Alguien le dijo a mi madre que a un bebé nacido de un parto sin dolor no se le quería tanto como a otro. Aún así, ella decidió tenerme haciendo uso de la epidural. Yo era el tercero, y el dolor de mi madre en los dos partos de mis hermanas no atendía a refranes de abuelas. A punto de cumplir cincuenta años, el amor de mi madre ha roto profecías de matronas. Hoy en día, el parto sin dolor es ya un procedimiento mayoritario, puesto que la administración no permite que la bienvenida a la vida de sus futuros contribuyentes, sean cuales sean sus recursos, se convierta en un sufrimiento para sus respectivas madres.

La muerte es otra cosa

Aunque el filo de la guadaña tampoco distingue diferencia de clases, morir dignamente y sin sufrimiento se está convirtiendo en un bien de lujo. Un producto encarecido por la crisis que eleva la rentabilidad de las aseguradoras privadas, mientras en el otro lado del cuadrilátero, algunas personas se miden con un enemigo conociendo de antemano que el combate está perdido. Con su vida contra las cuerdas, lanzan derechazos inútiles a un vacío contaminado de dolor y falta de medios, rogando que el árbitro, de una vez por todas, haga sonar la campana.

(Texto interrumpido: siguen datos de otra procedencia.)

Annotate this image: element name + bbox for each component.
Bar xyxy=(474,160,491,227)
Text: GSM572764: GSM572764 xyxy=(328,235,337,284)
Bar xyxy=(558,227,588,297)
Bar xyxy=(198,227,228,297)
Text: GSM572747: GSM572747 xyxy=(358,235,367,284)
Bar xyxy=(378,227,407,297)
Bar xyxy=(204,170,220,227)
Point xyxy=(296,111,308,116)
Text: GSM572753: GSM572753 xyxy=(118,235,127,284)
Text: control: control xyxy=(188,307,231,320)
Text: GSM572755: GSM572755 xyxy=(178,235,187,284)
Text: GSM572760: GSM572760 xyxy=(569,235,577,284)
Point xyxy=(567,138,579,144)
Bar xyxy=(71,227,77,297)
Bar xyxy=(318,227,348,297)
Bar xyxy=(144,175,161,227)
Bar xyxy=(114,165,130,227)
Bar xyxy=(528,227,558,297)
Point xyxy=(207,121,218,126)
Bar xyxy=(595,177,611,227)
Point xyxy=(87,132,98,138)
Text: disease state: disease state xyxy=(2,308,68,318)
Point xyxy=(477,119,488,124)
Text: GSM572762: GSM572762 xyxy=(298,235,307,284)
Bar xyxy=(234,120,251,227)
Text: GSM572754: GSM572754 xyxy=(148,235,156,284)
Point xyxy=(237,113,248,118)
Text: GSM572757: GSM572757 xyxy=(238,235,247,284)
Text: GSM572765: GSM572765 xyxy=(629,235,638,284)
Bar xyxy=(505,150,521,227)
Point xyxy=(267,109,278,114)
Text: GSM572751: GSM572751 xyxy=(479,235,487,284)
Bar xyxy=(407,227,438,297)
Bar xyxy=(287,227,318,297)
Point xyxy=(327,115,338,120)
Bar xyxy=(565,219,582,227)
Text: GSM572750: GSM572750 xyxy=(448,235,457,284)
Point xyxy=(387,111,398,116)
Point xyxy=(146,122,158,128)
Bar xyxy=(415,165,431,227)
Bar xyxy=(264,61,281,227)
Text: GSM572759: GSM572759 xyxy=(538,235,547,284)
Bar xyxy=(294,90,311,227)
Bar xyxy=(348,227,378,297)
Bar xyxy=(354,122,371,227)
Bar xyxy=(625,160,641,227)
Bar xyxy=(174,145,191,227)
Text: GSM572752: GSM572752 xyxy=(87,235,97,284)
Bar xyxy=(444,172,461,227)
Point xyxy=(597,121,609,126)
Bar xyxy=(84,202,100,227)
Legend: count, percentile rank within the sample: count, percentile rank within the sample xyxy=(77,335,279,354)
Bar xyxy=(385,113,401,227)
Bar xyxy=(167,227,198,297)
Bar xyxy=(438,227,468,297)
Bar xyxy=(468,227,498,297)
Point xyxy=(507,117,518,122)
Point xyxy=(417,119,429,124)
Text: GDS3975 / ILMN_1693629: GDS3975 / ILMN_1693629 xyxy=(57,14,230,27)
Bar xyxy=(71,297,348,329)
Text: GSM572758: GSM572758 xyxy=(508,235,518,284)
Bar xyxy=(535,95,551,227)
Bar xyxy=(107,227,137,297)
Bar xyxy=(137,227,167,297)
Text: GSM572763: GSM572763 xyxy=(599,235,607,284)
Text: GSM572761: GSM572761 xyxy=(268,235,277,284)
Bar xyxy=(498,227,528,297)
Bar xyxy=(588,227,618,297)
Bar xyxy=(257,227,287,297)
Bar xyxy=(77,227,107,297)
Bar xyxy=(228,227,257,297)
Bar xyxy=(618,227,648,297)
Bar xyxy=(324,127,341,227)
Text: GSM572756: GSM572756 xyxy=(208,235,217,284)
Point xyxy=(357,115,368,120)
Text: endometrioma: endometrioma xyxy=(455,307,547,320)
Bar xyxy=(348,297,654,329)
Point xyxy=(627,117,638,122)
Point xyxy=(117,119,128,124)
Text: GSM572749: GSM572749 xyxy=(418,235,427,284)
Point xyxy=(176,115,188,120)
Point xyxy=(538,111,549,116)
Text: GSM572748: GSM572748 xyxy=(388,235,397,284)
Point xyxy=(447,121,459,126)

No hay salida de emergencia para la muerte. Solo una puerta oscura al fondo del pasillo de las prioridades. Si hay que salir, lo mejor es que sea cuanto antes, porque morir lentamente en nuestra comunidad se está convirtiendo en una estación de penitencia carente de itinerario. La situación de los cuidados paliativos en Andalucía empeora al ritmo de una enfermedad terminal. Nuestros hospitales asisten impotentes a un drama dividido en capítulos y emitido a través de las líneas telefónicas que colapsan el desamparo.

De la lectura del reciente informe Morir en Andalucía, dignidad y derechos, publicado por el Defensor del Pueblo Andaluz, se extraen una conclusiones alarmantes. Morir se ha convertido en un parámetro más que evidencia la desigualdad territorial. No es lo mismo morir en la capital que en el medio rural, hacerlo en un hospital que en un domicilio. La muerte sigue estorbando, a pesar de la Ley 2/2010, de 8 de abril, de derechos y garantías de la dignidad de la persona en el proceso de muerte. Los responsables de aplicarla procuran silenciarla, enterrarla bajo promesas incumplidas, paliarla con chapuzas caseras. Se negocia el dolor con el olvido.

La compasión es comprender el sufrimiento de otro ser y es el acto de generosidad más altruista que existe. Nadie hasta ahora le había puesto precio. Pero la crisis y sus fieles solo entienden de cifras, del coste de la atención a domicilio. La compasión no es una virtud propia de la política. Es un legado atávico que proviene de la misma naturaleza del ser humano, algo que sobrepasa los límites de la burocracia y la falta de recursos. Por desgracia nuestros gobernantes la utilizan para delegar en ella las funciones de los cuidados paliativos, con pocos profesionales mal repartidos, con habitaciones compartidas que ahuyentan la intimidad necesaria, sin ofrecer una adecuada formación a los familiares acerca de las etapas por las que inevitablemente van a pasar, con una absoluta indiferencia ante el inminente final de la vida.

Rindo homenaje en este artículo a los profesionales que diariamente se ponen al frente de estas unidades de cuidados paliativos. Auténticos héroes de la ubicuidad, la compasión y el consuelo. Rindo homenaje a los familiares, capaces de convertirse en especialistas en el tratamiento del dolor e incansables guerreros en una lucha sin esperanza. Rindo homenaje a los enfermos, quienes sin la merecida dignidad, escriben su muerte con renglones torcidos de desagravio.